で、三原さんに言ったんです。「そうか、帰りたいだろうな」と言うんですよ。「帰りたいです」って言ってね。1月に自主トレに出て以来、帰っていませんでしたから。そうしたらボソーッと「君はだんだん良くなってるよ。だから、人生の思い出のために帰るか、これからの人生に懸けるか、好きにしていい」って言うんですね。
そう言われて、やっぱり帰れなかったですね。それで開幕から一軍に入れたんだけれども、あそこで3日なり4日なり帰っていたら、デビューは遅かったと思います。
鉄球を投げて鍛える荒治療
(山口)
18歳でそういう選択を、自分でできたんだからただ者じゃない。入団3年目で「神様、仏様、稲尾様」と言われるわけだ。
(稲尾)
いや、田舎の青年が知らないうちに大スターになって、祭り上げられていくんですから、何をやってもできると錯覚していました。そんな思い上がった気持ちを覚まさせてくれたのが、9年目の肩の故障でしたね。
6試合登板して、ゼロ勝2敗。肩を痛めて休んで治療する。ああ、もう良くなったとまた投げたら、また故障です。当然マスコミが非常に冷たくなって、「堕ちた偶像」なんて書かれました。ファンはどんどんいなくなって、悶々とした1年間でした。
あらゆる治療を試みましたが効果がなくて、野球をやめようかとも考えましたが、翌年の元旦にやっぱり野球しかない、もう一遍やろうと気持ち決めたんです。しかし、投げると肩は痛い。

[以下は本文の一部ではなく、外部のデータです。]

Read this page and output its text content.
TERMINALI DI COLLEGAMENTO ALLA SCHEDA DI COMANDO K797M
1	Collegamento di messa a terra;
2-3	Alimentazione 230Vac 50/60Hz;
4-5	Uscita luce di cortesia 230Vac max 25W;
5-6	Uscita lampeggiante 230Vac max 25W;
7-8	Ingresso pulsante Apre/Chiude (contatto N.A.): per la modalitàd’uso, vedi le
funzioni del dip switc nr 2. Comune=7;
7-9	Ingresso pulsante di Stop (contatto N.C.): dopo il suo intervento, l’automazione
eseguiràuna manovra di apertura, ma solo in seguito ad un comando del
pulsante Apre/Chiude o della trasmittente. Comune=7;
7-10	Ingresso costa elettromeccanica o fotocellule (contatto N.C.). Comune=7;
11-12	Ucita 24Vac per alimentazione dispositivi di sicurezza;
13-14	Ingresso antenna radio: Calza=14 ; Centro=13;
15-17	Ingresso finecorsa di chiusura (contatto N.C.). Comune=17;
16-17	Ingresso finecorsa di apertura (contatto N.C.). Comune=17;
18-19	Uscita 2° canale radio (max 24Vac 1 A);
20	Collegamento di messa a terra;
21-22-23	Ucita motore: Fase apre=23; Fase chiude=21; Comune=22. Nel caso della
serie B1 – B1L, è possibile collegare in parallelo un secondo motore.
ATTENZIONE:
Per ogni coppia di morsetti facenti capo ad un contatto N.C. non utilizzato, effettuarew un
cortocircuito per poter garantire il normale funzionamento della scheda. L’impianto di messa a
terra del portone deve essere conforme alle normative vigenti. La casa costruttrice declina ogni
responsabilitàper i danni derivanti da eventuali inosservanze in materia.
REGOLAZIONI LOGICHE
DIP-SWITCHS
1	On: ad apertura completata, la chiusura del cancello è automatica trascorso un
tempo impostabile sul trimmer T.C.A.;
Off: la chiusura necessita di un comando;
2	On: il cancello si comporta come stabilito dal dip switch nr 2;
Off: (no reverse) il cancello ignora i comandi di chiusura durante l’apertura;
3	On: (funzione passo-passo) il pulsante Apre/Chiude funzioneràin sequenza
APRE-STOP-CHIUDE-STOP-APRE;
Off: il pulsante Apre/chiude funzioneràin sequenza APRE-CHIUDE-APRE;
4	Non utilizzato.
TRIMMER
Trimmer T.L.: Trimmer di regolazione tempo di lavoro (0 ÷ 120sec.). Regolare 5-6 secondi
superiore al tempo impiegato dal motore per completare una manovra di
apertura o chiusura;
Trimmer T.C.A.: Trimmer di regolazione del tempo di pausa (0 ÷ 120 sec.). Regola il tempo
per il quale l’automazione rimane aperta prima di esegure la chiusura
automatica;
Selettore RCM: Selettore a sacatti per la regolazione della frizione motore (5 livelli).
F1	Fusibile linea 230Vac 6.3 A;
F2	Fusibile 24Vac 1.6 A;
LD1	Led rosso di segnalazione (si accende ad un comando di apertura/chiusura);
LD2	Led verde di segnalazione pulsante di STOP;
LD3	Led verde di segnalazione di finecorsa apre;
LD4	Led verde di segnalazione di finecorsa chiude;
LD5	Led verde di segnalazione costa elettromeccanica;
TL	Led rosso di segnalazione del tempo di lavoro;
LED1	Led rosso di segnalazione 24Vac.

そこで、ふっと思いついて、知り合いの鉄工所で野球の球と同じ大きさの鉄の球を作ってもらったんです。滑らないように縫い目もつけて。それを2月中旬くらいまで毎日投げた。
(山口)
荒治療ですね。
(稲尾)
まさに荒治療でした。(中略)しかし、いま考えるとあの1年間は自分にとって良かったと思います。人の痛みがわかるようになりましたから。
◇山口良治(やまぐち・よしはる)
昭和18年福井県生まれ。日本体育大学卒業後、岐阜県県立長良高校、岐阜工業高校教諭を経て京都市教育委員会に勤務。伏見工業高校の監督として全国大会を初制覇し、テレビドラマ『スクール・ウォーズ』のモデルにもなった。ラグビー元日本代表選手。
◇稲尾和久(いなお・かずひさ)
昭和12年大分県生まれ。別府緑ヶ丘高校卒業後、西鉄ライオンズ入団、新人王。33年の日本シリーズでは巨人相手に3連敗の後、4連勝し「神様、仏様、稲尾様」と言われた。通算276勝、137敗。平成5年野球殿堂入り。19年死去。